Integrating Confidence, Difficulty, and Language Model Calibration for better Explainability in Clinical Documents Coding: Applications of AI
ABSTRACT
Background:
In recent years, there has been increasing interest in developing machine and deep learning models capable of annotating clinical documents with semantically relevant labels. However, the complex nature of these models often leads to significant challenges regarding interpretability and transparency.
Objective:
This study aims to improve the interpretability of transformer models and evaluate the explainability of a deep learning natural language processing model for clinical document annotation. Specifically, the focus is on interpreting and explaining model behavior and predictions by leveraging calibrated confidence, saliency maps, and measures of instance difficulty on textual clinical documents. In particular, the instance difficulty approach has previously proven effective in interpreting image-based models.
Methods:
We used DiLBERT, a domain-specific BERT model pre-trained on ICD classification-related data, to analyze death certificates from the U.S. National Center for Health Statistics, covering the years 2014 to 2017 and comprising 12,919,268 records. For this study, we extracted a subset of 400,000 certificates for training, 100,000 for testing, and 10,000 for validation. We assessed the model's calibration and applied a temperature scaling post-hoc calibration method to improve the reliability of its confidence scores.
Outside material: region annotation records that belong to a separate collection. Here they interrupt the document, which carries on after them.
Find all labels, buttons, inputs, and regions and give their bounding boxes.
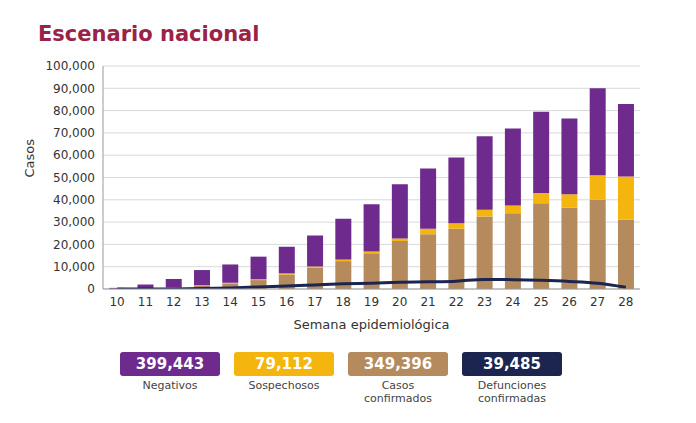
svg-text:20: 20 bbox=[392, 295, 407, 309]
svg-text:18: 18 bbox=[336, 295, 351, 309]
html-text:Escenario nacional: Escenario nacional bbox=[38, 22, 260, 46]
svg-text:10,000: 10,000 bbox=[53, 260, 95, 274]
svg-text:80,000: 80,000 bbox=[53, 104, 95, 118]
svg-text:24: 24 bbox=[505, 295, 520, 309]
svg-text:20,000: 20,000 bbox=[53, 238, 95, 252]
svg-text:10: 10 bbox=[109, 295, 124, 309]
svg-text:90,000: 90,000 bbox=[53, 82, 95, 96]
svg-text:15: 15 bbox=[251, 295, 266, 309]
svg-text:28: 28 bbox=[618, 295, 633, 309]
svg-text:50,000: 50,000 bbox=[53, 171, 95, 185]
html-text:Sospechosos: Sospechosos bbox=[248, 379, 320, 392]
html-text:39,485: 39,485 bbox=[483, 355, 541, 373]
svg-text:Casos: Casos bbox=[22, 139, 37, 178]
svg-text:11: 11 bbox=[138, 295, 153, 309]
html-text:Defunciones confirmadas: Defunciones confirmadas bbox=[477, 379, 547, 405]
html-text:79,112: 79,112 bbox=[255, 355, 313, 373]
html-text:399,443: 399,443 bbox=[135, 355, 205, 373]
svg-text:12: 12 bbox=[166, 295, 181, 309]
svg-text:23: 23 bbox=[477, 295, 492, 309]
svg-text:25: 25 bbox=[533, 295, 548, 309]
svg-text:17: 17 bbox=[307, 295, 322, 309]
svg-text:21: 21 bbox=[420, 295, 435, 309]
html-text:Negativos: Negativos bbox=[142, 379, 198, 392]
svg-text:13: 13 bbox=[194, 295, 209, 309]
svg-text:100,000: 100,000 bbox=[45, 59, 95, 73]
svg-text:14: 14 bbox=[223, 295, 238, 309]
svg-text:70,000: 70,000 bbox=[53, 126, 95, 140]
svg-text:60,000: 60,000 bbox=[53, 148, 95, 162]
html-text:Casos confirmados: Casos confirmados bbox=[364, 379, 432, 405]
svg-text:19: 19 bbox=[364, 295, 379, 309]
svg-text:Semana epidemiológica: Semana epidemiológica bbox=[293, 317, 449, 332]
svg-text:40,000: 40,000 bbox=[53, 193, 95, 207]
svg-text:30,000: 30,000 bbox=[53, 215, 95, 229]
svg-text:27: 27 bbox=[590, 295, 605, 309]
svg-text:16: 16 bbox=[279, 295, 294, 309]
svg-text:26: 26 bbox=[562, 295, 577, 309]
svg-text:22: 22 bbox=[449, 295, 464, 309]
svg-text:0: 0 bbox=[87, 282, 95, 296]
html-text:349,396: 349,396 bbox=[363, 355, 433, 373]
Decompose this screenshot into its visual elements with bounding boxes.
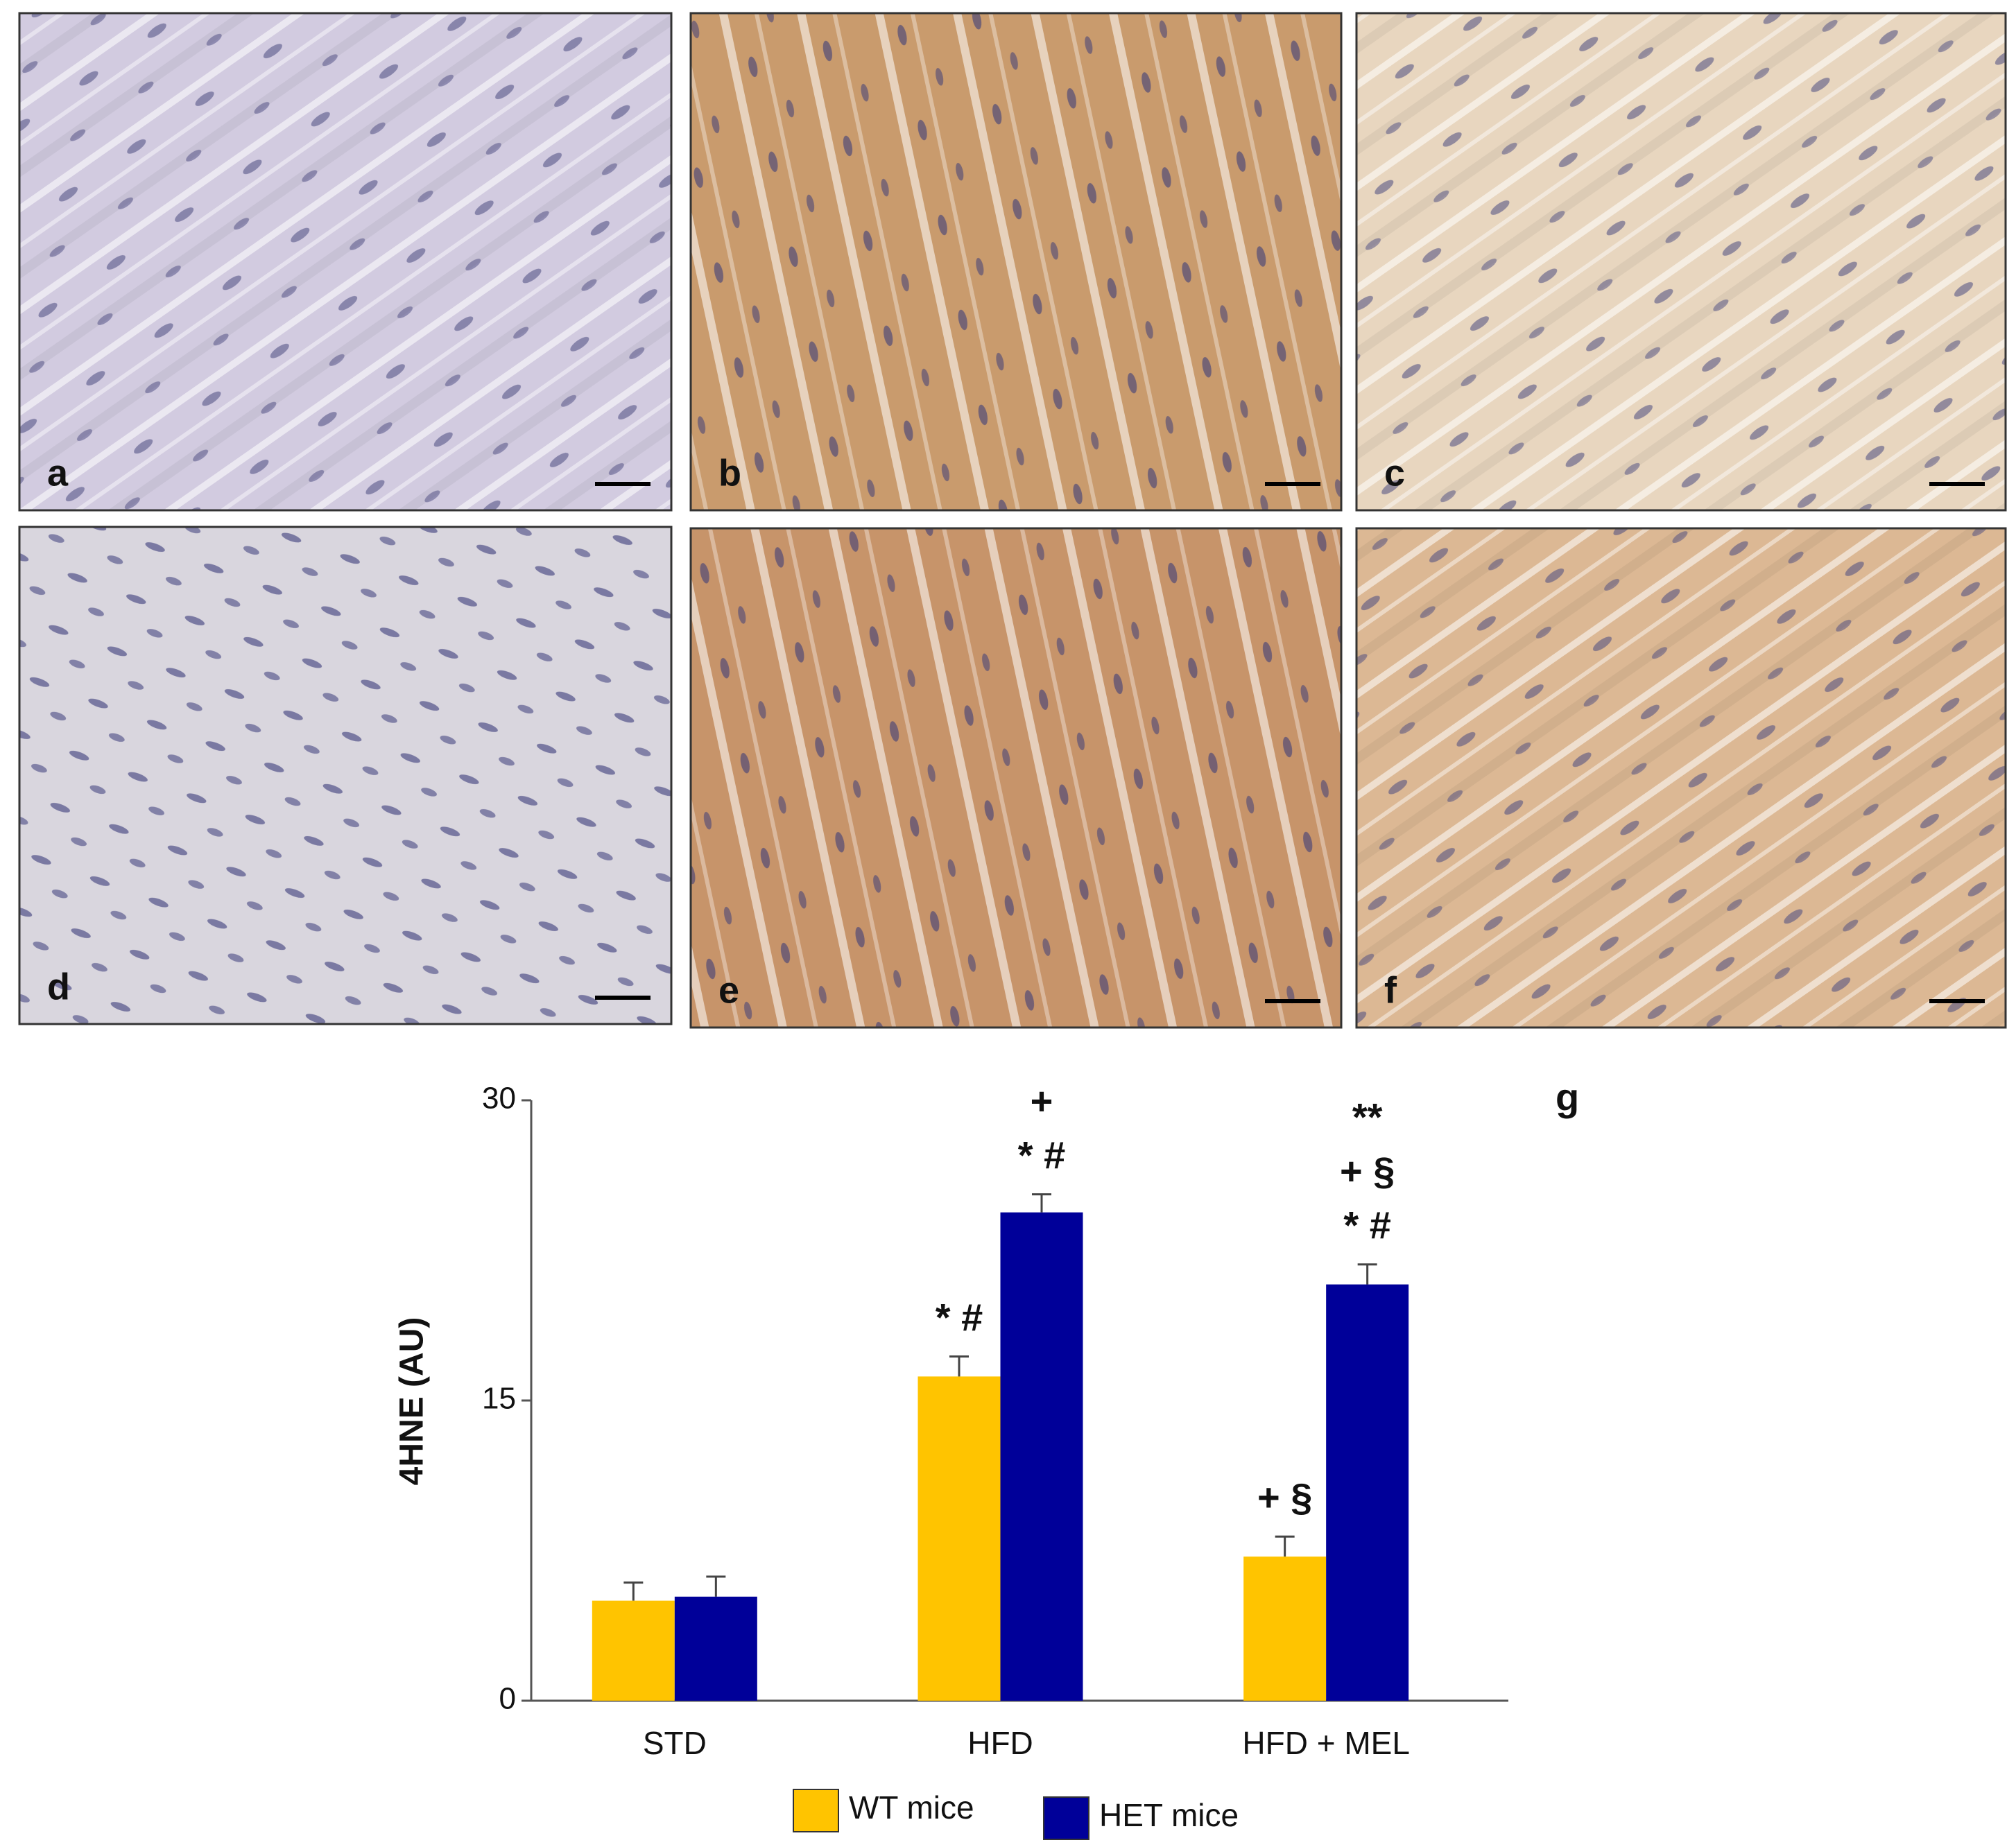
error-bar: [1357, 1263, 1377, 1285]
y-tick-label: 0: [499, 1682, 516, 1716]
y-tick-label: 30: [482, 1082, 516, 1116]
micrograph-border: [18, 12, 673, 512]
error-bar: [949, 1355, 969, 1377]
legend-label: HET mice: [1099, 1797, 1239, 1833]
micrograph-texture: [1356, 13, 2006, 510]
micrograph-border: [1355, 12, 2007, 512]
legend: WT mice HET mice: [793, 1789, 1239, 1840]
micrograph-border: [689, 12, 1343, 512]
micrograph-border: [1355, 527, 2007, 1029]
legend-label: WT mice: [849, 1789, 974, 1826]
bar: [917, 1376, 1001, 1701]
bar: [592, 1600, 675, 1701]
micrograph: f: [1355, 527, 2007, 1029]
x-tick-label: HFD: [967, 1725, 1033, 1761]
y-axis-label: 4HNE (AU): [394, 1317, 431, 1486]
error-bar: [623, 1581, 644, 1601]
micrograph-texture: [691, 13, 1341, 510]
bar: [1000, 1212, 1083, 1701]
panel-label: a: [47, 452, 69, 494]
panel-label: c: [1384, 452, 1405, 494]
error-bar: [1275, 1535, 1295, 1557]
x-tick-label: STD: [643, 1725, 707, 1761]
legend-swatch: [1043, 1796, 1089, 1840]
y-tick-label: 15: [482, 1382, 516, 1416]
panel-label: e: [718, 969, 739, 1011]
bar: [1326, 1284, 1409, 1701]
micrograph-texture: [19, 527, 671, 1024]
x-tick-label: HFD + MEL: [1242, 1725, 1410, 1761]
micrograph: e: [689, 527, 1343, 1029]
micrograph-texture: [19, 13, 671, 510]
micrograph: b: [689, 12, 1343, 512]
bar: [674, 1596, 757, 1701]
micrograph-texture: [691, 528, 1341, 1027]
error-bar: [706, 1575, 726, 1597]
panel-label: d: [47, 966, 70, 1007]
legend-swatch: [793, 1789, 839, 1832]
significance-marker: * #: [1018, 1133, 1066, 1177]
significance-marker: + §: [1257, 1475, 1312, 1519]
error-bar: [1032, 1193, 1051, 1213]
significance-marker: **: [1352, 1095, 1383, 1139]
significance-marker: +: [1031, 1079, 1053, 1122]
micrograph-border: [689, 527, 1343, 1029]
micrograph: a: [18, 12, 673, 512]
micrograph-texture: [1356, 528, 2006, 1027]
micrograph: d: [18, 526, 673, 1025]
bar: [1243, 1556, 1327, 1701]
panel-label: b: [718, 452, 741, 494]
micrograph-border: [18, 526, 673, 1025]
significance-marker: * #: [1343, 1204, 1391, 1247]
significance-marker: + §: [1340, 1150, 1395, 1193]
panel-label: f: [1384, 969, 1397, 1011]
panel-label: g: [1556, 1075, 1579, 1119]
bar-chart: g 4HNE (AU) 0 15 30 STD HFD * # + * # HFD + MEL +…: [394, 1075, 1579, 1840]
significance-marker: * #: [936, 1295, 983, 1339]
micrograph-panels: a b c d e f: [18, 12, 2007, 1029]
micrograph: c: [1355, 12, 2007, 512]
Additionally, we introduced mechanisms to rank instances by difficulty using Variance of Gradients scores, which also facilitate the detection of out-of-distribution cases. Saliency maps were also used to enhance interpretability by highlighting which tokens in the input text most influenced the model’s predictions.
Results:
Experimental results in a specific use case — prediction of underlying cause of death from death certificates — show that the methodology implemented provides valuable insights into enhancing the explainability of the semantic annotation of clinical documents, thus improving their automated interpretation.
Conclusions:
This study demonstrates that enhancing interpretability and explainability in deep learning models can improve their practical utility in clinical document annotation. By addressing reliability and transparency, the proposed approaches support more informed and trustworthy application of machine learning in mission-critical medical settings. The results also highlight the ongoing need to address data limitations and ensure robust performance, especially for rare or complex cases.